Let’s get thinking on how we can reduce our Carbon Footprint operationally

The environment is an incredibly complex subject.  We at Maxi want to provoke more thought, challenge and debate into the subject.

Carbon footprint is not as easy as it sounds to accurately capture – some judgements are scientific, some are not.  There is not one single standard and interpretation is crucial.  We all have to up our game to reduce our carbon footprint.  By definition, a not ‘one fits all’ approach in reducing in stages.  Going to Ireland will have a partly different solution than the UK mainland.

It is now an agenda topic at most meetings and tenders,

Today, carbon footprint is an art not a science – examples:

  • In the case of shipping, how do you factor passengers/ freight/load fill in?
  • How do you factor in seasonability?
  • How do you factor different mpgs by route in, e.g. Livingston to Cairnryan will have lower mpg  than Daventry to Holyhead?
  • How do you factor difference between days and nights?
  • How do roadworks/accidents impact?
  • Age of vehicle, e.g. new  vehicles better mpg?
  • How do you calculate the impact of high versus  standard height trailers?
  • How do you factor in built in market imbalances; as an example, more to Scotland than from it?

There is not one tool that calculates this.

Demands will come in stages:

  • Stage 1 is to map out the current carbon footprint, job by job, as a starting point; then plan and show how it decreases.  Our new traffic system captures raw data.
  • Introduction of alternate power sources away from diesel; as an example, HVO as a stepping point to zero, not a full solution.

Much will depend on how technology develops and the associated Government policy.

For one second, stop and think what our industry wastes on carbon footprint:

  • Empty running
  • Empty shipping
  • Not enough deliveries at night
  • Trailers not full
  • Not using more deckers in imbalanced markets
  • In movement to Ireland, longer road journeys than necessary, e.g. Cairnryan
  • Trunking goods from England to Ireland with positioning of product from England to Scotland first
  • Using 12t maxed out re weight
  • Allowing deliveries everywhere everyday
  • Extra mileage to find somewhere to park overnight
  • Not enough training and monitoring on mpgs
  • Vehicles idling
  • Lead times may dictate route to market
  • One way pallets that are scrapped
  • Heat treated pallets to Ireland with associated extra mileage
  • Unit only running, especially at weekends re full yards
  • Drivers not taking optimum route to delivery point
  • Height of trailer meaning diversions for low bridges
  • Drop order not being in geographic order
  • Different carriers delivering groupage to same delivery point each day
  • Cardboard being used for packaging rather than emballage
  • Slipped loads meaning off route mileage
  • Refused goods/returns

The key to all of this is:

  • What technology evolves and how much more economic it becomes.
  • What the Government does now and in the future.
    • Long trailers are now coming in place.  Some of our customers will be able to use, some won’t.  This needs to be explored on a customer by customer by market basis.

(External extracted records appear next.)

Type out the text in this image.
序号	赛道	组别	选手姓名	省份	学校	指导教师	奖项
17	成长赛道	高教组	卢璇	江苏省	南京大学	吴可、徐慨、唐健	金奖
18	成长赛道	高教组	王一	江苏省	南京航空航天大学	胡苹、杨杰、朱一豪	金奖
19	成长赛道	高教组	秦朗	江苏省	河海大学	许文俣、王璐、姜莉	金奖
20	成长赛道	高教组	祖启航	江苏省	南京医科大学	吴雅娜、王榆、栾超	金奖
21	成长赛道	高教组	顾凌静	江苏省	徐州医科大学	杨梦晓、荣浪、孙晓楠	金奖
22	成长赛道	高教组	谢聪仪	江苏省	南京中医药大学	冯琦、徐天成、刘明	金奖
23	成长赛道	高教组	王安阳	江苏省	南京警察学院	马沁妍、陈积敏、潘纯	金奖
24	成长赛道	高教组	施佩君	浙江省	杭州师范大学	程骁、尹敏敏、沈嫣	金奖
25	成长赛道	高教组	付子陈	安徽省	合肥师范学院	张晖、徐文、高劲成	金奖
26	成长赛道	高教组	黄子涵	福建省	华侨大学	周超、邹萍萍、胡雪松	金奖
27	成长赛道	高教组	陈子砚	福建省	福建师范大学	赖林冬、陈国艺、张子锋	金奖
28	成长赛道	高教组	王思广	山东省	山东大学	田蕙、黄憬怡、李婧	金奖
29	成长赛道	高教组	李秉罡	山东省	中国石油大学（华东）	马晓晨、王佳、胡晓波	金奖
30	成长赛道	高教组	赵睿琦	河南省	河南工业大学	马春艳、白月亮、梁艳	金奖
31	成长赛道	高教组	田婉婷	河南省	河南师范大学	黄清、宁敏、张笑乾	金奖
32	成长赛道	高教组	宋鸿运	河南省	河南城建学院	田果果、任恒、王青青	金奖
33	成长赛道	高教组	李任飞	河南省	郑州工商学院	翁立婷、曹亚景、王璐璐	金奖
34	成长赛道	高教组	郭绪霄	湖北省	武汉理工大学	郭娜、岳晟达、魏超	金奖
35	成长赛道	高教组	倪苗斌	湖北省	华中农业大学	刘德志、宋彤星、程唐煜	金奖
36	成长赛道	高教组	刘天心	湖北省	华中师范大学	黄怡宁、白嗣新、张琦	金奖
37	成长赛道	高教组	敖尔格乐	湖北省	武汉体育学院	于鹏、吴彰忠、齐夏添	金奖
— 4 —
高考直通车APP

Is it likely for the likes of rigids that weight will be increased?

Could artic weight increase partially or in the whole?  As an example, there is a lobby for containers/multi modal to have higher weights.

Some tax benefit for HVO on a temporary basis.

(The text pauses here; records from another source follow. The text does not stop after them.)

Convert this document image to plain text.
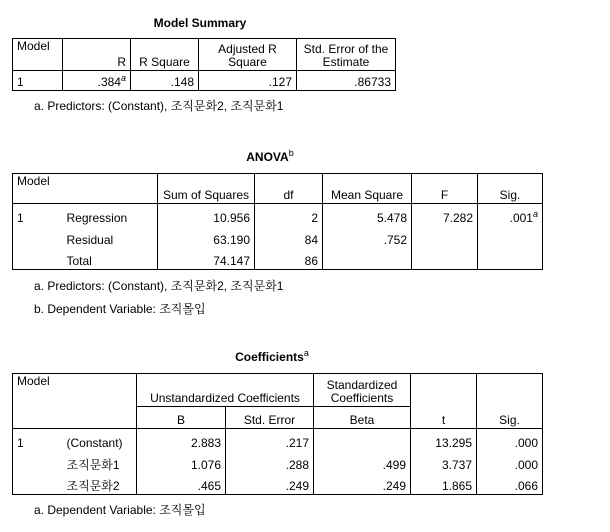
Model Summary
Model	R	R Square	Adjusted R Square	Std. Error of the Estimate
1	.384$^a$	.148	.127	.86733
a. Predictors: (Constant), 조직문화2, 조직문화1
ANOVA$^b$
Model		Sum of Squares	df	Mean Square	F	Sig.
1	Regression	10.956	2	5.478	7.282	.001$^a$
	Residual	63.190	84	.752		
	Total	74.147	86			
a. Predictors: (Constant), 조직문화2, 조직문화1
b. Dependent Variable: 조직몰입
Coefficients$^a$
Model		Unstandardized Coefficients		Standardized Coefficients		
		B	Std. Error	Beta	t	Sig.
1	(Constant)	2.883	.217		13.295	.000
	조직문화1	1.076	.288	.499	3.737	.000
	조직문화2	.465	.249	.249	1.865	.066
a. Dependent Variable: 조직몰입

Ongoing debate between hydrogen and electricity in respect of zero emissions.

What grants the Government will give.

The impact on the second hand market, e.g. there isn’t one in scale to start of with which will restrict entry level;  also, at some stage, the diesel second hand market will collapse.

Could the Government ban the sale of second hand diesel at some stage and have a scrapping grant?

Rural v urban considerations.

Shipping company policy re what they will accept; could the Government intervene?

In our case, does Ireland and the UK move at the same pace?

Other Things to Consider:

What works today won’t necessarily work tomorrow or vice versa; as an example, the new Belfast – Heysham ships which arrive in 2025 will give that route a serious competitive carbon footprint.

We need to be seen to be active on this subject.